Geh aus, mein Herz, und suche Freud in dieser lieben Sommerzeit……..“.

 

Mit diesen Worten beginnt eines unserer Lieder im Gotteslob, dessen Text vom Evangelischen Dichterpfarrer Paul Gerhardt stammt. Diesem Aufruf, sich in den warmen Sommermonaten aufzumachen, um irgendwo Freude zu suchen, folgen in diesen Tagen viele Menschen. Sie vereisen, fahren in den Urlaub oder genießen ganz einfach die herrliche Landschaft zu Hause.

 

Einen ähnlichen Rat legte nun Jesus seinen Jüngern ans Herz: „Kommt mit an einen einsamen Ort, wo wir allein sind, und ruht euch ein wenig aus“. (Mk 6,31) Jesus weiß, dass die Jünger mit dem Ansturm der Menschen, die seine Botschaft hören und Heilung suchen, ziemlich überfordert sind. Die Ruhepause, zu der Jesus einlädt, kommt gerade recht.

 

Das deutsche Wort „Urlaub“ geht auf das althochdeutsche Substantiv „urloup“ zurück. Dieses Wort bedeutet „Erlaubnis“. In der höfischen Sprache bezeichnete es die Erlaubnis wegzugehen, die ein Höherstehender oder eine Dame dem Ritter erteilen konnte.

 

Wer erlaubt einem, in den Urlaub zu gehen?
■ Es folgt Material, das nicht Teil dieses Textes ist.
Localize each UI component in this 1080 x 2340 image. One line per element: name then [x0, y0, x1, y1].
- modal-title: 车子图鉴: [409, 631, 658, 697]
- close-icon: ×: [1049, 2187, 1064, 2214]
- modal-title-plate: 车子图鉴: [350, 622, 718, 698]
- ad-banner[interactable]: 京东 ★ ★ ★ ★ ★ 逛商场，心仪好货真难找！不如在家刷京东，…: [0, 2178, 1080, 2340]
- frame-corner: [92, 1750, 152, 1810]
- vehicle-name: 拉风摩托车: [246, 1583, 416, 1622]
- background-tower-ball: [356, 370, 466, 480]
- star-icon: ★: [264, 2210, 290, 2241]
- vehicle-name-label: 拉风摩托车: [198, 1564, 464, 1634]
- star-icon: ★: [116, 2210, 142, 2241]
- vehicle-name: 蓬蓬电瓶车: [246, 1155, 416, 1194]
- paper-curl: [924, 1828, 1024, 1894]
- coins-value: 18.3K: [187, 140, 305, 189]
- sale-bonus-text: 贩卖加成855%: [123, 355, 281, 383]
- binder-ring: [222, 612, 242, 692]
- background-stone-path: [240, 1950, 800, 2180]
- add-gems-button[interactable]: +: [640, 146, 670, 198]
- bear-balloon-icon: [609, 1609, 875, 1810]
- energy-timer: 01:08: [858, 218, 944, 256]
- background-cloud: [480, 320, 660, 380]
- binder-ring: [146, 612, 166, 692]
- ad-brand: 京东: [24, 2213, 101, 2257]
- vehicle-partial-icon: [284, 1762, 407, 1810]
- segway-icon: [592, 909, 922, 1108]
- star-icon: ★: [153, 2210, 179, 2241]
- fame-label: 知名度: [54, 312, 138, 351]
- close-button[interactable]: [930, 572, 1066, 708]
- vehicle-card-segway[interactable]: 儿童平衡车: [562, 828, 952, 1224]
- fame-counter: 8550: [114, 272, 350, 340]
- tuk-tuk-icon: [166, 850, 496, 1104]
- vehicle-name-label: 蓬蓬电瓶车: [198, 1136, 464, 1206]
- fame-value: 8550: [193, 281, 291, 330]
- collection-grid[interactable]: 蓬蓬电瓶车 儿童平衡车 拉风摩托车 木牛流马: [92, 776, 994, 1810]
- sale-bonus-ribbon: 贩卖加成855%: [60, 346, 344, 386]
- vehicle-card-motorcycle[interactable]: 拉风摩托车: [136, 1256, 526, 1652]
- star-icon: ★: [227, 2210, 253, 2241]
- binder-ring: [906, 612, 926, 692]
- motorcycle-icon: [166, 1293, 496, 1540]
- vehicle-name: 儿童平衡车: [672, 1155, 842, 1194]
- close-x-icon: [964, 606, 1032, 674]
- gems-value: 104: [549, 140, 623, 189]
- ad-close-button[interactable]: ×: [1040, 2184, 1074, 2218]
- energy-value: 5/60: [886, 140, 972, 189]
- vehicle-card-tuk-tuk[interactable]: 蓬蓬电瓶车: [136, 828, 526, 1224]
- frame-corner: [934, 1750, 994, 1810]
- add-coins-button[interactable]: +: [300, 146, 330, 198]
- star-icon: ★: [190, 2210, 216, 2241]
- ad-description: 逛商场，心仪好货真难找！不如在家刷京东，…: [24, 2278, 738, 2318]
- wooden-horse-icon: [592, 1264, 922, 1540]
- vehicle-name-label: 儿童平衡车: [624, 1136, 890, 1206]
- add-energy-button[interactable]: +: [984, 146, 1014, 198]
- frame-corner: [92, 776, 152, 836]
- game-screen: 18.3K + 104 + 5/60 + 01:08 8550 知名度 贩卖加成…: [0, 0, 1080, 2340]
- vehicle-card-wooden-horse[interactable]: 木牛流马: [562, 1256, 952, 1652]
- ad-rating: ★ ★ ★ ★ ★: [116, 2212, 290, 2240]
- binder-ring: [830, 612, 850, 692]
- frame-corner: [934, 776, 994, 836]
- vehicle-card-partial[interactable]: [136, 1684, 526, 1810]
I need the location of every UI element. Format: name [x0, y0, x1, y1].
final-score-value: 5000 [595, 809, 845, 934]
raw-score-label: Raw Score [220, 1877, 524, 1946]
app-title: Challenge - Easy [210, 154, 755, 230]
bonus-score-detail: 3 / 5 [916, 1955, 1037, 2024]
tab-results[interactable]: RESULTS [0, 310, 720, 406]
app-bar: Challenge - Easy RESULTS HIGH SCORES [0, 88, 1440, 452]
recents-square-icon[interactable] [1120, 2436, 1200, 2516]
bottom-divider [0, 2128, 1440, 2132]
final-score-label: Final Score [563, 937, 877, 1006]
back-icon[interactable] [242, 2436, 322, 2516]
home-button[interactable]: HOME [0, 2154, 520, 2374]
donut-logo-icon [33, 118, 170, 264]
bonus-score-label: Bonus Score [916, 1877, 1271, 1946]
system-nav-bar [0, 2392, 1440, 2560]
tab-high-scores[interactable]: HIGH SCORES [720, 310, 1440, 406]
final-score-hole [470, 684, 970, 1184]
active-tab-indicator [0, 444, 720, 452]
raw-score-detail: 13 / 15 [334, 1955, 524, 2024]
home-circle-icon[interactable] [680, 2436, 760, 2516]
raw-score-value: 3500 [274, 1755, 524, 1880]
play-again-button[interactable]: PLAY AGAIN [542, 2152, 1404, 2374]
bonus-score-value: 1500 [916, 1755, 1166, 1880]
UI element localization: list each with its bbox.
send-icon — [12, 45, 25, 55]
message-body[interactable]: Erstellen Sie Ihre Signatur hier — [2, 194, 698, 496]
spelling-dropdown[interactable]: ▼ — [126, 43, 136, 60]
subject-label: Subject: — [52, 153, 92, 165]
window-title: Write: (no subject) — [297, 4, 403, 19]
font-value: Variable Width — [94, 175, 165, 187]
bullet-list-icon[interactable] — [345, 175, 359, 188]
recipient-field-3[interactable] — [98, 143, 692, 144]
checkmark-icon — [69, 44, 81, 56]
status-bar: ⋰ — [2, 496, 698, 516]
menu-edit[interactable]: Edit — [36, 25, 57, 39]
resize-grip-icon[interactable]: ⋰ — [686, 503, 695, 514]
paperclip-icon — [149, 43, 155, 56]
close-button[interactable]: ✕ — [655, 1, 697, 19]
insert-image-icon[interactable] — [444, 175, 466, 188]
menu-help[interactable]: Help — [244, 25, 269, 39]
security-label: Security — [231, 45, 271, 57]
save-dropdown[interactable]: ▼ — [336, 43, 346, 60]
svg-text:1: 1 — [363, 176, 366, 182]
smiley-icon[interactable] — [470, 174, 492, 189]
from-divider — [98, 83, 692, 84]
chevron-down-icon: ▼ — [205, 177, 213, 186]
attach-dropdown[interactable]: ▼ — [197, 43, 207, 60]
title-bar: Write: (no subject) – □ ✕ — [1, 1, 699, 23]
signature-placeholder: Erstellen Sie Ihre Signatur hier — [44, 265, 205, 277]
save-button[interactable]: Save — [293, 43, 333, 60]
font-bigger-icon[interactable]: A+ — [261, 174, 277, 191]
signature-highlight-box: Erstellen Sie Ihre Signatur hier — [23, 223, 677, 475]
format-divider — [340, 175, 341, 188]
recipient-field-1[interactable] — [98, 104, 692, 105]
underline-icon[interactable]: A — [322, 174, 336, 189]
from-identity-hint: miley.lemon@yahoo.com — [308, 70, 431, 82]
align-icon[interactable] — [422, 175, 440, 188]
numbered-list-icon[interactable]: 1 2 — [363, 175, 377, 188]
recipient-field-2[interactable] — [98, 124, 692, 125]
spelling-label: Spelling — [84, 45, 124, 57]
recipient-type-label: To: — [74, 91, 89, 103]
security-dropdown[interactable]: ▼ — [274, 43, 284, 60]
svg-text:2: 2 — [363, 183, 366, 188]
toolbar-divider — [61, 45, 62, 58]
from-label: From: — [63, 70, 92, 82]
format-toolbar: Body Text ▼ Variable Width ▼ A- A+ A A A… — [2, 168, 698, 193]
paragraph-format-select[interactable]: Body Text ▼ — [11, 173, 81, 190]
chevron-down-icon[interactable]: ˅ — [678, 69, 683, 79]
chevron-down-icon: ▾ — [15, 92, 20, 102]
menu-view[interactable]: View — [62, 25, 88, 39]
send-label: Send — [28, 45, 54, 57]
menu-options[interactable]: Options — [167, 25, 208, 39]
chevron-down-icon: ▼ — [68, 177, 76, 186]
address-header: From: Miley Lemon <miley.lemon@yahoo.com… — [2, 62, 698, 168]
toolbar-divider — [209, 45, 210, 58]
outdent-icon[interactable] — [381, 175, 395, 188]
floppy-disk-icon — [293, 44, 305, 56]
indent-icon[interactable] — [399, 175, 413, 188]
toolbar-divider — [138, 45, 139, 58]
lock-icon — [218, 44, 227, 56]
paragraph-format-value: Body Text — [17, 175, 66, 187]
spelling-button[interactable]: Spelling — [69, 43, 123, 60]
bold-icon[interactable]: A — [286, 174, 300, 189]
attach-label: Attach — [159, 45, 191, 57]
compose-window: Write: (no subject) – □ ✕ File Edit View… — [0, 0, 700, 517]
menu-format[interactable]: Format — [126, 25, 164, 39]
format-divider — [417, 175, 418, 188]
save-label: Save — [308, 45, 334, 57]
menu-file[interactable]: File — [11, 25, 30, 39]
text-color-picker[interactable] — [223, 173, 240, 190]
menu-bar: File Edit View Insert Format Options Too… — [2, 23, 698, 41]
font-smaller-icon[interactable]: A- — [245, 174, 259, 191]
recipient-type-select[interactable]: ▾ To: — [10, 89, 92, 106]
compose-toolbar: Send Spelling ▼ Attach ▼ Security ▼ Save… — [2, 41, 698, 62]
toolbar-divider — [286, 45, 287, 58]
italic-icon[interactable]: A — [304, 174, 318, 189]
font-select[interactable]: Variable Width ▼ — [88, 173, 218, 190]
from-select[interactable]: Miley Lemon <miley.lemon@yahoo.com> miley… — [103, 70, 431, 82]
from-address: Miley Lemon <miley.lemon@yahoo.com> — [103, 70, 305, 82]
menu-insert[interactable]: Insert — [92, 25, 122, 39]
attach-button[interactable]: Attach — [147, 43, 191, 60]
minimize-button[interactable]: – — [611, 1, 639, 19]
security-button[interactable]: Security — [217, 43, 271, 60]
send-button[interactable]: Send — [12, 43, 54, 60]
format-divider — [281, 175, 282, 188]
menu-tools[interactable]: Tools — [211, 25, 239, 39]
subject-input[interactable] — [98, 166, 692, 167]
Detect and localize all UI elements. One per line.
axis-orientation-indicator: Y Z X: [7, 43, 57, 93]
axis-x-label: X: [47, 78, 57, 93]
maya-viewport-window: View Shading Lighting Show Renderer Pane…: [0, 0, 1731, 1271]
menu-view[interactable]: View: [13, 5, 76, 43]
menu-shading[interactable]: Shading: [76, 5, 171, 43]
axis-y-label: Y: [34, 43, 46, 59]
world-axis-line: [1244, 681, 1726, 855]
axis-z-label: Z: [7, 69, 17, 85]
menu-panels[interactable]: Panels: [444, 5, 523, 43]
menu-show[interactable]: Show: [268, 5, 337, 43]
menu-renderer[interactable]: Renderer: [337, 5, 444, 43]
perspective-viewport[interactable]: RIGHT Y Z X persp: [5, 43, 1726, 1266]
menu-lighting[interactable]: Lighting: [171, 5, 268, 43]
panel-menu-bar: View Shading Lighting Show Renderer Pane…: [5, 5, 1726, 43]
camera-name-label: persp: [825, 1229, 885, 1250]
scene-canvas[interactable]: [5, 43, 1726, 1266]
Gewiss sind zuvor Absprachen nötig. Die laufenden Aufgaben müssen irgendwie erfüllt werden. Letztlich aber muss ich mir selbst den Urlaub erlauben. Ich muss mir erlauben, alles los- und hinter mir zu lassen, um neue Kraft zu schöpfen.

 

Mit dem Wort Ferien oder Urlaub verbinden wir vor allem Freiheit, Freiheit von Verpflichtungen und Zwängen, Freiheit, das Leben so zu gestalten, wie man will.

 

Freiheit bedeutet nicht Zügellosigkeit. Auch hier gilt der Aspekt „Freiheit wofür?“.

 

Ich denke, dass man das, was im Katechismus aus dem Jahre 1983 über den Sonntag steht, auch auf die Ferien übertragen kann. Der Sonntag „ist der Tag der liturgischen Versammlung, der Tag der christlichen Familie, der Tag der Freude und der Muße.“ (Kat. der Kath. Kirche, 1193)

Ein Dreifaches gilt auch für die Feriengestaltung:

• Der Mensch ist begrenzt. Wenn der Bogen immer gespannt ist, dann hat er nicht mehr die Kraft, zurückzuschnellen, wenn man ihn braucht. Deshalb Entspannung.

• Das Glück des Menschen hängt entscheidend von der Qualität menschlicher Beziehungen ab.

• Und Drittens: Es gibt keine Ruhe ohne Gott. Im Psalm 62 steht: „Bei Gott allein kommt meine Seele zur Ruhe. (Ps 62,6)

 

Ich wünsche Ihnen gesegnete Ferientage!